Book you've bought for the cover:
Love Wins by Rob Bell, because the subtitle says "A Book About Heaven, Hell, and the Fate of Every Person who Ever Lived." I thought if this guy can cover that much in just 200 pages, he can teach me a lot about structure!
Book that changed your life:
I read The Caine Mutiny by Herman Wouk in fourth grade and also flunked reading that same year. It turned out that I wasn't very good at reading kids' stories and answering questions about them because my handwriting was painfully slow to hit the paper. My mother petitioned to have the grade raised because I clearly wasn't an "F" reader, and the teacher refused.
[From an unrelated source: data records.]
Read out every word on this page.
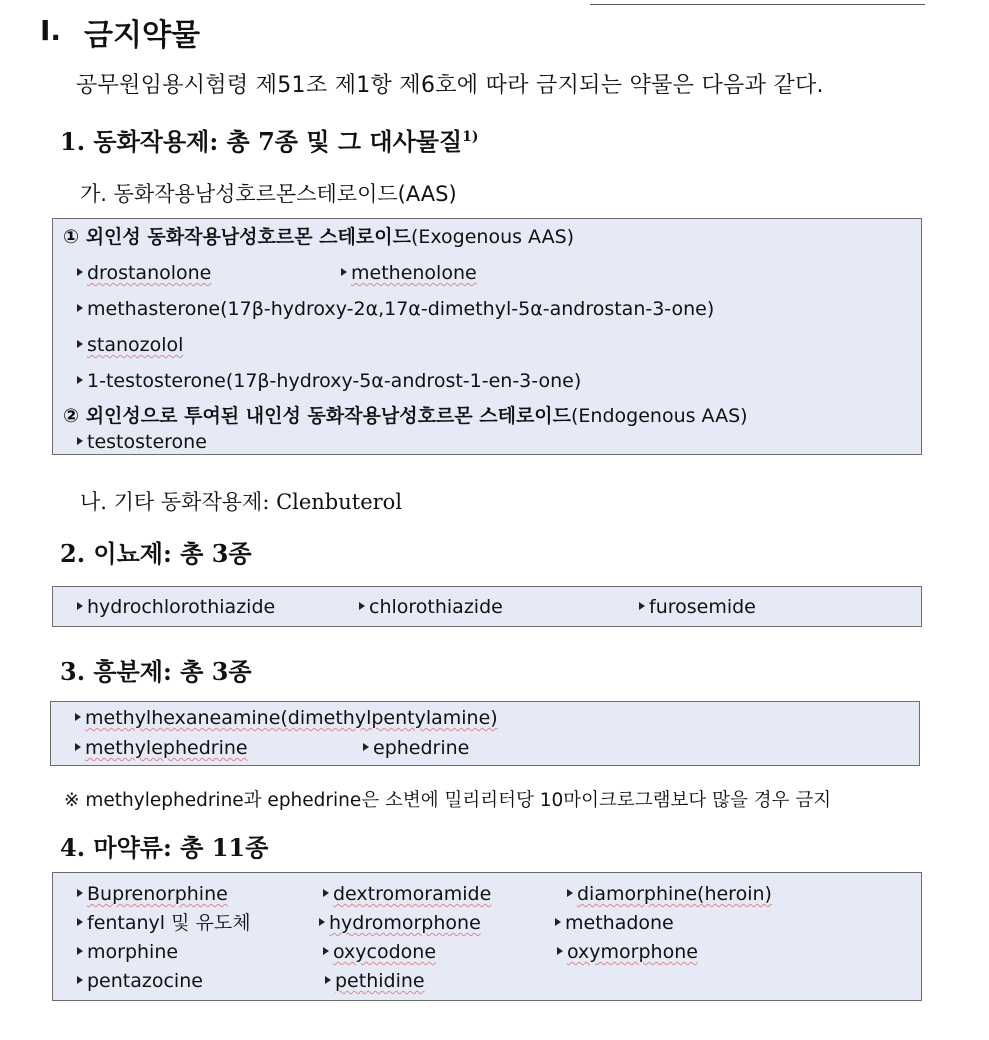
Ⅰ. 금지약물
공무원임용시험령 제51조 제1항 제6호에 따라 금지되는 약물은 다음과 같다.
1. 동화작용제: 총 7종 및 그 대사물질$^{1)}$
가. 동화작용남성호르몬스테로이드(AAS)
① 외인성 동화작용남성호르몬 스테로이드(Exogenous AAS)
drostanolone	methenolone
methasterone(17β-hydroxy-2α,17α-dimethyl-5α-androstan-3-one)
stanozolol
1-testosterone(17β-hydroxy-5α-androst-1-en-3-one)
② 외인성으로 투여된 내인성 동화작용남성호르몬 스테로이드(Endogenous AAS)
testosterone
나. 기타 동화작용제: Clenbuterol
2. 이뇨제: 총 3종
hydrochlorothiazide	chlorothiazide	furosemide
3. 흥분제: 총 3종
methylhexaneamine(dimethylpentylamine)
methylephedrine	ephedrine
※ methylephedrine과 ephedrine은 소변에 밀리리터당 10마이크로그램보다 많을 경우 금지
4. 마약류: 총 11종
Buprenorphine	dextromoramide	diamorphine(heroin)
fentanyl 및 유도체	hydromorphone	methadone
morphine	oxycodone	oxymorphone
pentazocine	pethidine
I realized then and there that my relationship with books was going to set me apart from other children--I wanted to read and read, and the more books like The Caine Mutiny, the better.
Favorite line from a book:
"Call me Ishmael." I took a class one semester in college called "Moby Dick." I assumed that we'd read a spectrum of Melville, but no, we read one book, dissecting virtually every word, writing whole papers on one paragraph. The final exam was, to my recollection, limited to one question: Please write down, word-for-word, the novel Moby Dick.
That opening line of Moby Dick still evokes in me a sense that things may not turn out the way you think they will.
Book you most want to read again for the first time:
Dandelion Wine by Ray Bradbury--the first time I read it, I thought I'd stumbled upon the perfect novel, and I immediately read it again.
Trends in current literature that either surprise you or trouble you:
I look at the popularity of YA novels--Harry Potter, the Hunger Games series, etc.--and wonder why more authors don't write books that can be read by the whole family, why we have to employ a whole separate category to keep young readers segregated. There's nothing wrong with adult-themed books--I read them all the time--but often I'll remember that fourth grader reading The Caine Mutiny, and ruefully reflect that there just aren't that many novelists confident enough in their work to avoid shoving gratuitous sex, language and violence into a few scenes just to make sure adults are titillated.